247 - O relator da Comissão Parlamentar de Inquérito (CPI) do Crime Organizado no Senado, senador Alessandro Vieira (MDB-SE), afirmou que o colegiado trabalha para ampliar o escopo das investigações e pode incluir o caso do Banco Master entre os temas analisados. Segundo ele, a comissão avalia contratos, vínculos e movimentações financeiras que possam ser relevantes para a apuração.
Em entrevista ao SBT News, o senador afirmou que a CPI pretende adotar medidas como a apresentação de requerimentos para a quebra de sigilos bancários, fiscais e telefônicos de empresas e pessoas ligadas aos fatos que envolvem o banco e contratos associados.
Ampliação do escopo da CPI
De acordo com Vieira, a intenção de estender a investigação não exclui nem interfere em outras frentes de apuração conduzidas por órgãos como a Polícia Federal (PF) e a Procuradoria-Geral da República (PGR). Ele ressaltou, no entanto, a competência do Senado na fase legislativa das investigações.
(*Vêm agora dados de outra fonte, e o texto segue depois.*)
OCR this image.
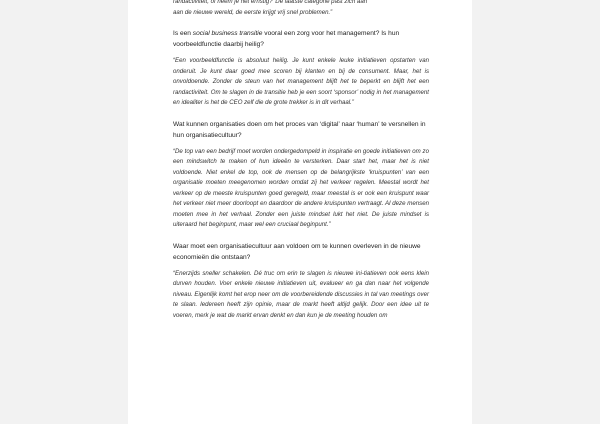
randactiviteit, of neem je het ernstig?’ De laatste categorie past zich aan
aan de nieuwe wereld, de eerste krijgt vrij snel problemen.”

Is een social business transitie vooral een zorg voor het management? Is hun voorbeeldfunctie daarbij heilig?

“Een voorbeeldfunctie is absoluut heilig. Je kunt enkele leuke initiatieven opstarten van onderuit. Je kunt daar goed mee scoren bij klanten en bij de consument. Maar, het is onvoldoende. Zonder de steun van het management blijft het te beperkt en blijft het een randactiviteit. Om te slagen in de transitie heb je een soort ‘sponsor’ nodig in het management en idealiter is het de CEO zelf die de grote trekker is in dit verhaal.”

Wat kunnen organisaties doen om het proces van ‘digital’ naar ‘human’ te versnellen in hun organisatiecultuur?

“De top van een bedrijf moet worden ondergedompeld in inspiratie en goede initiatieven om zo een mindswitch te maken of hun ideeën te versterken. Daar start het, maar het is niet voldoende. Niet enkel de top, ook de mensen op de belangrijkste ‘kruispunten’ van een organisatie moeten meegenomen worden omdat zij het verkeer regelen. Meestal wordt het verkeer op de meeste kruispunten goed geregeld, maar meestal is er ook een kruispunt waar het verkeer niet meer doorloopt en daardoor de andere kruispunten vertraagt. Al deze mensen moeten mee in het verhaal. Zonder een juiste mindset lukt het niet. De juiste mindset is uiteraard het beginpunt, maar wel een cruciaal beginpunt.”

Waar moet een organisatiecultuur aan voldoen om te kunnen overleven in de nieuwe economieën die ontstaan?

“Enerzijds sneller schakelen. Dé truc om erin te slagen is nieuwe ini-tiatieven ook eens klein durven houden. Voer enkele nieuwe initiatieven uit, evalueer en ga dan naar het volgende niveau. Eigenlijk komt het erop neer om de voorbereidende discussies in tal van meetings over te slaan. Iedereen heeft zijn opinie, maar de markt heeft altijd gelijk. Door een idee uit te voeren, merk je wat de markt ervan denkt en dan kun je de meeting houden om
“A Comissão Parlamentar de Inquérito tem foco no crime organizado. A atuação do grupo que comandou o Banco Master é uma atuação típica de crime organizado, com estruturação, continuidade e infiltração no poder público. Então, a CPI tem, sim, aptidão para essa ação”, afirmou o senador.
Contexto da comissão no Senado
A CPI do Crime Organizado foi instalada para investigar práticas como lavagem de dinheiro, corrupção, ocupação territorial e a atuação de facções criminosas em diferentes estados do país. A comissão é presidida pelo senador Fabiano Contarato (PT-ES), enquanto Alessandro Vieira foi eleito relator, responsável pela elaboração de pareceres e pelo direcionamento dos trabalhos.
O caso do Banco Master envolve investigações relacionadas a contratos e movimentações financeiras que vêm sendo analisadas por autoridades e já motivaram pedidos de quebra de sigilo, além da apuração de possíveis vínculos com agentes públicos.
Próximos passos das investigações
Com o fim do recesso parlamentar, a expectativa é que a CPI avance na apresentação formal de requerimentos de quebra de sigilos e discuta a inclusão efetiva do caso Banco Master no plano de trabalho da comissão. O relator também indicou a possibilidade de convocação de testemunhas e solicitação de documentos, seguindo o rito previsto para as comissões parlamentares de inquérito no Senado.